Currently, the reliance on cervical magnetic resonance imaging (MRI) to discern whether patients with spinal cord injury symptoms have experienced a concussion or other forms of spinal trauma chiefly depends upon subjective and qualitative interpretation of MRI findings, encompassing local signal abnormalities and signs indicative of bleeding and edema25. Cervical MRI represents a conventional diagnostic modality for evaluating spinal cord injuries and has been extensively explored for its capacity to gauge injury severity and anticipate outcomes26. Nevertheless, traditional cervical MRI scanning encounters certain limitations, particularly in delineating the extent and scope of lesions and in prognostic evaluation. Age-related and occupational factors contribute to degenerative alterations in the human cervical spine, manifesting as marginal osteophyte formation, disc herniation, ossification, and hypertrophy of the ligamentum flavum, along with segmental posterior longitudinal ligament changes—all potentially leading to spinal canal stenosis and reduced buffering space27. When external forces are applied to the cervical spine, these pre-existing conditions can exacerbate the degree of the lesion through inward folding of thickened ligaments and protruding intervertebral discs. Furthermore, compression of the spinal cord under these circumstances can readily precipitate acute cervical spinal cord injury, even in the absence of fracture or dislocation, with such injuries potentially eluding positive detection on cervical MRI during early stages28.

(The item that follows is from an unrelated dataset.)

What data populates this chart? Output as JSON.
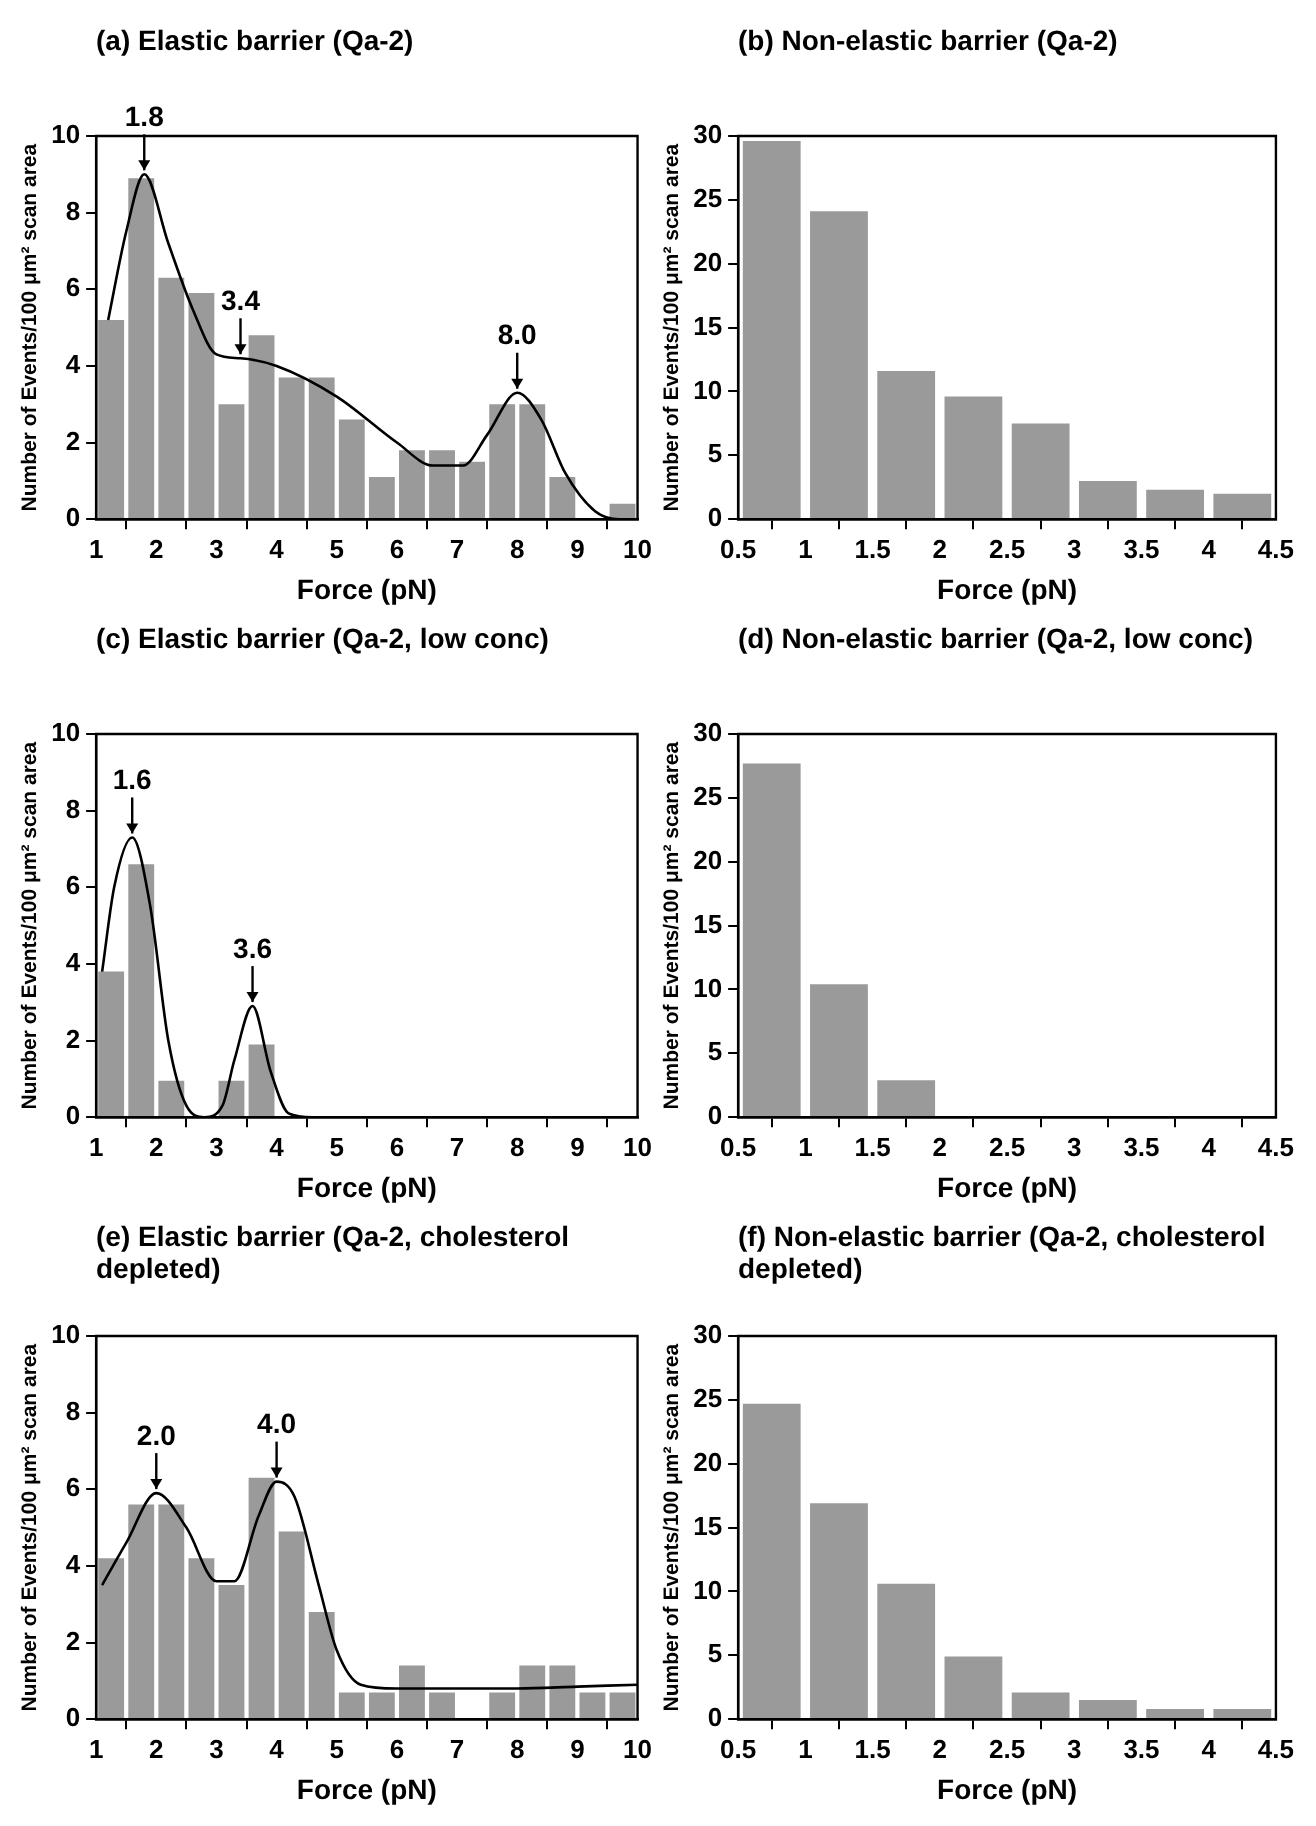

Therefore, in addition to developing enhanced quantitative imaging protocols, identifying cervical MRI biomarkers capable of differentiating between spinal cord concussions and other urgently treatable spinal cord injuries holds significant clinical relevance29. However, literature on the application of MRI biomarkers for predicting injury outcomes remains scarce. Scholars have harnessed deep learning techniques to analyze cervical MRI data; one study reported using such methods based on cervical MRI to differentiate between spinal cord injury and concussion with a commendable accuracy of 0.7112. Another research group utilized EfficientNetB2 to ascertain the presence of cervical spinal cord compression due to stenosis on cervical MRI, achieving an accuracy and AUC of 0.8130. The author initially crafted a biomarker premised on cervical MRI radiomics to discern between spinal cord injury and concussion, which was employed to anticipate the short-term recovery potential of patients with cervical spinal cord injury symptoms, yielding gratifying results. The biomarkers extracted through radiomics analysis based on cervical MRI offer valuable assistance in clinical decision-making processes.

In our study, the radiomics features log_stigma_5_0_mmD_glszmGrayLevelNonUniformity Normalized in the T1 phase and log_stigma_4_0_mm3D_gldmDependenceNonUniformity in the T2 phase exhibit the highest weights. The former measures the uniformity of gray level distribution in the image, while the latter assesses the uniformity of dependency patterns. This suggests that grayscale and frequency information from magnetic resonance imaging may potentially indicate the presence of spinal cord oscillation or spinal cord injury. However, further research is required to validate these findings.

This study does have some limitations. Firstly, despite being a multi-center effort, the sample size is relatively small, which may impact the generalizability of the findings. Secondly, the region of interest (ROI) analysis in this study combines manual and semi-automatic techniques; a fully automated approach could be explored in future research for improved accuracy and efficiency. Furthermore, the study’s patient sample was predominantly drawn from the Asian population. This concentration may introduce certain biases into the outcomes.

Conclusion

Our research indicates that multimodal radiomics techniques utilizing cervical magnetic resonance imaging can effectively diagnose the presence of cervical spinal cord injury or spinal cord concussion.